Tuesday, August 7, 2012

Jared Loughner and mental illness

So, the guy who shot former Congresswoman Gabrielle Giffords in the head, taking around 20 other people out with her (dead, injured), pleaded guilty today. It means he gets life without parole instead of the death penalty.

I am NOT going to argue the death penalty here. I don't happen to believe it's a deterrent and I find it pretty well useless. (Hey, that's my opinion and this is my blog!) What I *do* want to work through is how I feel about this -- this case, my case.

Nope, I haven't gone on any shooting sprees, and I wouldn't -- if I kill anybody, I will limit it to myself. But this guy has spent over a year being force-fed psychotropics, after he was dx'd schizophrenic, and supposedly that's part of what made him competent to plead.

His psychiatrist said "he's become human" and has cried and apologized and shown remorse for his heinous act. The U.S. attorney general said he thought a trial would have just kept the wounds open, and that Loughner's "significant mental illness" was cause enough to toss him in the pokey, as my dad would say, until he dies.

Huh.

You know what? I have a "significant mental illness." Bipolar is considered up there with schizophrenia as one.
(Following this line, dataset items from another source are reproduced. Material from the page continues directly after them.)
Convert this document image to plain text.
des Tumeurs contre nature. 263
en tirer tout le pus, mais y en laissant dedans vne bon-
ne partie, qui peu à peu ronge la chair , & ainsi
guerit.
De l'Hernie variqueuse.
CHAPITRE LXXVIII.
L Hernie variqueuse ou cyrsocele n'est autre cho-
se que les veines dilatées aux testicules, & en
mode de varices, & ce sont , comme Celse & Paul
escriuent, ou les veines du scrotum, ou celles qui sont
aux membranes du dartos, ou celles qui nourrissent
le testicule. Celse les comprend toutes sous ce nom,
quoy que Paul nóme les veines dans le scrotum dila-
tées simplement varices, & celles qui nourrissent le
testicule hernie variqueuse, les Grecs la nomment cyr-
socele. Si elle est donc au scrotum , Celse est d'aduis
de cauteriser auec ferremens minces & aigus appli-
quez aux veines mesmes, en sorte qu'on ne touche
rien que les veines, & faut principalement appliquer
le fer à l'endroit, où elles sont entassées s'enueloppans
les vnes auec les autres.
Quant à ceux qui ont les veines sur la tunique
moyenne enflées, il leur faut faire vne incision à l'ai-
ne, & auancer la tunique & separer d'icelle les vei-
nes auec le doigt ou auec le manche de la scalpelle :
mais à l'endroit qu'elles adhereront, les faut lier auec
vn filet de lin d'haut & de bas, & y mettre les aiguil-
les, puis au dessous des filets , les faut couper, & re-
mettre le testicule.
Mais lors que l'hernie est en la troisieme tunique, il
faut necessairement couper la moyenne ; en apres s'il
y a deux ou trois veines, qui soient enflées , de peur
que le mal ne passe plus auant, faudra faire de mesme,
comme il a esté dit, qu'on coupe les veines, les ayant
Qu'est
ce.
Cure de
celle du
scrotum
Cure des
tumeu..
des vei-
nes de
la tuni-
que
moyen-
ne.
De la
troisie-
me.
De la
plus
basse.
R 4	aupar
Better yet, my bipolar comes with psychotic features, meaning that yep, just like Jared Loughner, I hear voices. (Mine haven't told me to go on killing sprees, though, they just annoy me by having inane conversations in my head.) I don't know whether Loughner's psychosis also involves visual hallucinations, but mine does. (Sometimes they're funny, sometimes they're creepy. I loved the black dog one, though. Winston Churchill called his depression the black dog. I, currently in the midst of an episode I'm not sure how I'm going to make it through, saw a friendly big black dog at the top of my stairs the other night, even though the neighbors don't have any of those and my housemate and I have cats. I figure it's my fucked-up brain's way of trying to commiserate with Winnie.)

I just wonder if it's really an excuse. If I somehow snap and go do something evil, will my "significant mental illness" score me a get out of jail free card, so to speak? Will people dismiss it as "oh, she's just crazy, she can't help it"? Most of all -- do I really want to be defined that way??

I'm pretty sure the answer is no. The question is whether it's avoidable.